DÚVIDAS

Maiúscula / minúscula no início de citação
Apesar da resposta que recebi do vosso especialista T.A., datada de 26/2/99, vários amigos meus continuam a insistir que, no exemplo que apresentei, a citação referida é uma citação directa, devidamente transcrita entre aspas, apesar de surgir no meio de uma frase do autor do texto. Segundo eles, nos termos da própria resposta dada pelo vosso especialista, sendo citação directa, implicaria que a referida citação se iniciasse pelo artigo "A" em maiúscula, pois esse "A" faz parte integrante da citação directa.
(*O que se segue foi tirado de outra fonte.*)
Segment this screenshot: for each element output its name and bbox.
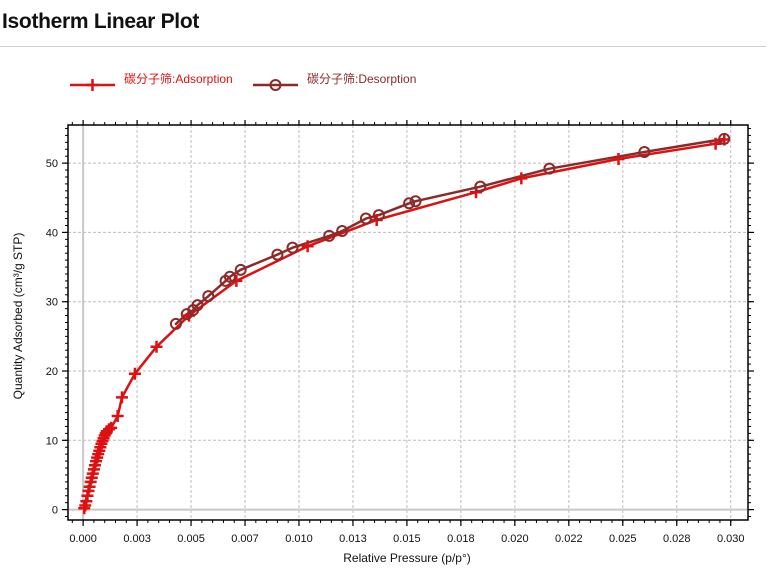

Pessoalmente, continuo um pouco baralhado pois também me parece que a citação é uma citação directa, embora incluída pelo autor no meio de uma frase da sua autoria. Para mim, a dúvida sobre se o "A" deveria ser maiúsculo surgiu sobretudo devido ao facto de a citação surgir no meio de uma frase do autor do texto, não sendo antecedida de dois pontos, pelo que me pareceu incorrecta a inclusão de um artigo "A" em maiúscula, no meio de uma frase, apesar de parte integrante de uma citação, assinalada com as devidas aspas. Se uma citação feita nestes termos deixa de ser considerada como citação directa (a dúvida que me ficou após a vossa resposta), então acabaram-se as dúvidas e o referido "a" tem mesmo de passar a minúscula. Recordo que a frase responsável por todas estas dúvidas foi a seguinte: "Igualmente o texto constitucional ao afirmar no artigo 62 que "A todos é garantido o direito à propriedade privada (...) nos termos da Constituição", admite que tal garantia não é absoluta valendo apenas dentro dos limites e nos termos previstos e definidos na Constituição."
Tanto quanto
Minha dúvida trata-se da concordância ou não concordância das duas partes da conjunção comparativa tanto quanto com o substantivo. São corretos os exemplos que seguem? Se não, qual é errado e por que? No primeiro exemplo, eu diria tantas (vezes) quanto quiser? 1. [Os dois pintos por Rachel de Queiroz] São suposições que a gente pode fazer tantas quantas quiser. 2. [a revista Veja] A igreja lhe cede, tantas vezes quanto precise, carros para dirigir e casa para se hospedar.
Sobre o verbo mudar
O verbo mudar, na acepção de «trocar de alguma coisa» (por exemplo, de casa), é reflexivo? Ouve-se muitas vezes a expressão «Ele mudou-se de casa», mas segundo dá a entender o Dicionário Sintáctico de Verbos Portugueses, de Winfried Busse, não se trata, neste caso, de um verbo reflexivo, mas sim de um verbo transitivo indirecto não pronominal. Isto significa que a estrutura correcta é «Ele mudou de casa». Confirmam esta minha conclusão? Grato pela atenção pronta que sempre dispensaram às minhas questões.